The .41 magnum cartridge was the result of several popular shooters in the 60's wanting a law enforcement firearm that was between the .357 and the 44 magnum. IIRC, Elmer Keith was one of those shooters, he wanted a lighter load for police carry and a heavy load for play. The .44 was considered way too much for the police ( the cartridge and the heavy gun ). When the cartridge came out unfortunately it was with a hot load and a hotter load and the guns S&W made for it were just as big and heavy as it's big brother. As A result, the cartridge never caught caught on with the police and a very excellent cartridge is falling by the way side. The facts are , in the hands of a capable shooter the 41 mag will do every thing but tap dance and bring you a beer. It does so will slightly lighter bullet and a little less recoil and a much flater trajectory. My Super Blackhawk is accurate and deadly on whitetail. JMHO and I have others
I remember the .41 Magnum "Police" load. It was an non-jacketed lead bullet (gas checked? Not sure...) that was in fact too hot to shoot with comfort. I remember the introduction of the .41 Magnum as a police solution and the controversy that followed...all played out in those days in the Gun Magazines. In short, you are spot-on about it and what happened to it. Except for deer loads, I fired a ton of 220 grain (Saeco four cavity mold), with 6.5 Unique for double action work. Most would likely recommend at least 7 grains of Unique, but I found that 6.5 was ideal for my shooting, plinking, Steel Bowling Pin work.
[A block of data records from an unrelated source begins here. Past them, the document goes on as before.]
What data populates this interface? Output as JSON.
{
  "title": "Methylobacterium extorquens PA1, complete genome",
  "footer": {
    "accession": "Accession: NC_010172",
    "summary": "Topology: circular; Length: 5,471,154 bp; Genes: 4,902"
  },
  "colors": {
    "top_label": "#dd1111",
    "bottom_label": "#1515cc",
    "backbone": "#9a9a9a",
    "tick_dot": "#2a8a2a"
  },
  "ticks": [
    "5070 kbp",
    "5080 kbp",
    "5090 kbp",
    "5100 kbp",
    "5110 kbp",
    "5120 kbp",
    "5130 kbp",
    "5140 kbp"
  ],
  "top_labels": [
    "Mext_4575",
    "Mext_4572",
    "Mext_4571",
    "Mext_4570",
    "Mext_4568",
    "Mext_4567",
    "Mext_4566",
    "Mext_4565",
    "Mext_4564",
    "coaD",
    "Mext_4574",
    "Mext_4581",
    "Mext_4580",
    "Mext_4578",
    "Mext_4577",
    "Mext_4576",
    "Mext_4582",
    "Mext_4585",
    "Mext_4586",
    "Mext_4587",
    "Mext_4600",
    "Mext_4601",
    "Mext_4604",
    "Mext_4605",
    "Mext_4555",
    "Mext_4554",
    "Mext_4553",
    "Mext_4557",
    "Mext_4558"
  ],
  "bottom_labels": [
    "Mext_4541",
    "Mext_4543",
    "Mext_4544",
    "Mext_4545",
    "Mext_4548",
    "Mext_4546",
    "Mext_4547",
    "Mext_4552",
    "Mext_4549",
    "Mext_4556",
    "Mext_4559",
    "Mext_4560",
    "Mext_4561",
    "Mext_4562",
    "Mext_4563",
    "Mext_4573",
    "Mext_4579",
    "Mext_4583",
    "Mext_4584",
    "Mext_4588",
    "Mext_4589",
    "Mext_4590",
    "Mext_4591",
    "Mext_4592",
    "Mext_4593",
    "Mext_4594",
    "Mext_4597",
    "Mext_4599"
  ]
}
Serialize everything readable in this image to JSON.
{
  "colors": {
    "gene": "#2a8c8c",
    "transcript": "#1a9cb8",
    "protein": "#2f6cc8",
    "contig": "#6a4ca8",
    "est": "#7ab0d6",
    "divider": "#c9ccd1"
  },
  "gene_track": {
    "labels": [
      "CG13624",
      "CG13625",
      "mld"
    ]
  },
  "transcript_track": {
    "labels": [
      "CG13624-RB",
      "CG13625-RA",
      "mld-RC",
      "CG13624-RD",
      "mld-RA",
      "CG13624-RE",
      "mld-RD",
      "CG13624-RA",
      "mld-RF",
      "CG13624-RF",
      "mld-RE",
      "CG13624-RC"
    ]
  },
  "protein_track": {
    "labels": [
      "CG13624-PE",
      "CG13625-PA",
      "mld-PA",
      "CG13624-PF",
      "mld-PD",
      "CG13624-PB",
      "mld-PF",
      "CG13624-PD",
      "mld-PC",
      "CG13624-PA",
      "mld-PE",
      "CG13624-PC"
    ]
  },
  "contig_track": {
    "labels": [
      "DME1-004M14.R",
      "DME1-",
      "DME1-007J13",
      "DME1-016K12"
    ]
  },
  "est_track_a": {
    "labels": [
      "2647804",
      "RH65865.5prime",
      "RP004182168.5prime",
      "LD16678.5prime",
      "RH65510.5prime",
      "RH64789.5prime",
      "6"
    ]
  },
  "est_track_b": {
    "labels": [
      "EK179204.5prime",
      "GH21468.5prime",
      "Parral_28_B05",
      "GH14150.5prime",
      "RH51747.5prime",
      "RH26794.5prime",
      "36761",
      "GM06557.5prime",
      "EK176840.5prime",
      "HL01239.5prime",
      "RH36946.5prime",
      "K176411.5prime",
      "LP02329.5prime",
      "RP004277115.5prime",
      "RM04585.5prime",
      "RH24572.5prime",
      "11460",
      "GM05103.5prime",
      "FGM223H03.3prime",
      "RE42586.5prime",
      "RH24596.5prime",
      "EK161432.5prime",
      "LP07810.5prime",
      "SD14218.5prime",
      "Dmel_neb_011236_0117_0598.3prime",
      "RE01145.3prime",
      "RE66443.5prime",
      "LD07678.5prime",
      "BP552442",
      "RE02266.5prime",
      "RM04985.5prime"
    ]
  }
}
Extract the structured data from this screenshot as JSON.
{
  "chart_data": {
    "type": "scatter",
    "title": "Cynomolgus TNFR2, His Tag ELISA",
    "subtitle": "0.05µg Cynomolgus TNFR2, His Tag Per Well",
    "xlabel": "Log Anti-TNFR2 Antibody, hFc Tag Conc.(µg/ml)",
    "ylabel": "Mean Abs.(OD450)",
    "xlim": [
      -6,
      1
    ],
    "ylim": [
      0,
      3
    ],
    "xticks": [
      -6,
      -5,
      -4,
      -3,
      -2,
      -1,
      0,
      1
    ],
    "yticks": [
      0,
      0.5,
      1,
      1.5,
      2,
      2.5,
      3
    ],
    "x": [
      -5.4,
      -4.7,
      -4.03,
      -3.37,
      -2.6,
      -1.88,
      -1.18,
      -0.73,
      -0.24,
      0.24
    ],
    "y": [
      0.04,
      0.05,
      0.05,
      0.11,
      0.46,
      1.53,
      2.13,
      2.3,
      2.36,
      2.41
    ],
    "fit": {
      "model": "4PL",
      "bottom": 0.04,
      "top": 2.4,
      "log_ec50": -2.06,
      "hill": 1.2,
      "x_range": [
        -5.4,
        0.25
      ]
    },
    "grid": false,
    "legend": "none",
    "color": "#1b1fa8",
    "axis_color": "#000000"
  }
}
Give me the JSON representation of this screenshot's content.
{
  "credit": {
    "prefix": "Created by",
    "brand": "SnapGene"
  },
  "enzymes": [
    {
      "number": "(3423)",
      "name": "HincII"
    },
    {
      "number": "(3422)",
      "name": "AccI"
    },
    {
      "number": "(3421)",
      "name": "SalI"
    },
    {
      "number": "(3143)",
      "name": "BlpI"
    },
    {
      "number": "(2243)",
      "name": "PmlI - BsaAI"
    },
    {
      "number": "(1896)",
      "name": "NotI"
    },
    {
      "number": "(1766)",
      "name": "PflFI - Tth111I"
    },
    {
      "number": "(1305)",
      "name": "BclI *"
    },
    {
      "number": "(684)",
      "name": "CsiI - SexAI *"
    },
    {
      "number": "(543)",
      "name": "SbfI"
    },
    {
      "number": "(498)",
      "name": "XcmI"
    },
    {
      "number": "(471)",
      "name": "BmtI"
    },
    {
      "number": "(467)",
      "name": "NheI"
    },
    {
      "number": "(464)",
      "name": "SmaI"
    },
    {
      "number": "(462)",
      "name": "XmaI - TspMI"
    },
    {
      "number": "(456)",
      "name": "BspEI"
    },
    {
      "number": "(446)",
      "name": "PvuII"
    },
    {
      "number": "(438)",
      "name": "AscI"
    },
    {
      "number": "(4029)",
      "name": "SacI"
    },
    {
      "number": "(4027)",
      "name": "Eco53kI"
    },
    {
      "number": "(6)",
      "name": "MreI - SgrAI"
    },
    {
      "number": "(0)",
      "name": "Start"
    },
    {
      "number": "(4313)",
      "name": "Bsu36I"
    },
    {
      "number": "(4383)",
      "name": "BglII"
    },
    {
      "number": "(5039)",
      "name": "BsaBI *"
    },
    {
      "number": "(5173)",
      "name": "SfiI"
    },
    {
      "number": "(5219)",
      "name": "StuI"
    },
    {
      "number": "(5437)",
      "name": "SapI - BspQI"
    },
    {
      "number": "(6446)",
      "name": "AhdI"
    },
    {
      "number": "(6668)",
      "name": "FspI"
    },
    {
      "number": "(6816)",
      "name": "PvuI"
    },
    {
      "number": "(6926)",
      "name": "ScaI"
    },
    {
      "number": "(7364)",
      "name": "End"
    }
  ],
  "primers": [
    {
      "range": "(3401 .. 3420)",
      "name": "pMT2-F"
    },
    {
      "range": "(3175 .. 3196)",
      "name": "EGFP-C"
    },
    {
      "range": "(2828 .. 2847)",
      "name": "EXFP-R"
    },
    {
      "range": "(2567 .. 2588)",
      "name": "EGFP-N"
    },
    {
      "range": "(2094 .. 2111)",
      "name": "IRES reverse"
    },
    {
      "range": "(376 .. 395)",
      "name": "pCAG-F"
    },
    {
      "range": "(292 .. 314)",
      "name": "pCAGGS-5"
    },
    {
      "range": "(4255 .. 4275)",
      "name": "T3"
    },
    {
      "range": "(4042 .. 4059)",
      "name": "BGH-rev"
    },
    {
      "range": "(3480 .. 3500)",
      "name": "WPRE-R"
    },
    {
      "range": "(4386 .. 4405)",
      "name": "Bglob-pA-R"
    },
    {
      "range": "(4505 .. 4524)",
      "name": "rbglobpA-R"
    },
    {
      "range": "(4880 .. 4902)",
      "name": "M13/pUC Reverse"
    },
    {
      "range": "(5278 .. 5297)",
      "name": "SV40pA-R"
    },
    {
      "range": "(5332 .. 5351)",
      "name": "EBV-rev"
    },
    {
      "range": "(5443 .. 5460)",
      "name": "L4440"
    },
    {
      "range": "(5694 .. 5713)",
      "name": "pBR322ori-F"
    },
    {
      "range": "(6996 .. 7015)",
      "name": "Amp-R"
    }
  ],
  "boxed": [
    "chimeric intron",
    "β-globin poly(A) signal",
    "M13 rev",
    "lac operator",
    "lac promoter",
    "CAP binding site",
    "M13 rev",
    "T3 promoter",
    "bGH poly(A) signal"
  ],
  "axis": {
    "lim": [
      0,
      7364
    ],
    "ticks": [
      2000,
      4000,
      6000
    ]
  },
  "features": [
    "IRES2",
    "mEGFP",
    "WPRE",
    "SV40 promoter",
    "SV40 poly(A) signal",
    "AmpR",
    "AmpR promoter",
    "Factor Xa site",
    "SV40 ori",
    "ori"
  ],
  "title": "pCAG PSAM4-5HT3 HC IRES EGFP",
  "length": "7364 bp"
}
Owned several .41's including a S&W 58, S&W 57 with 8-3/8 barrel, S&W 657 with 6 in. barrel, and a 4-5/8 Ruger 3-screw Blackhawk.
Have since sold my last .41, still have a lot of 6.5 Unique hand loads, bullets, cases, speed loader block, etc., that I will have to get rid of. Will likely get around to pulling the bullets, salvaging the Unique, selling the primed cases and re-casting the bullets into either .45 ACP, 9MM, 38 Super, .44 Spl., .357 Mag., etc.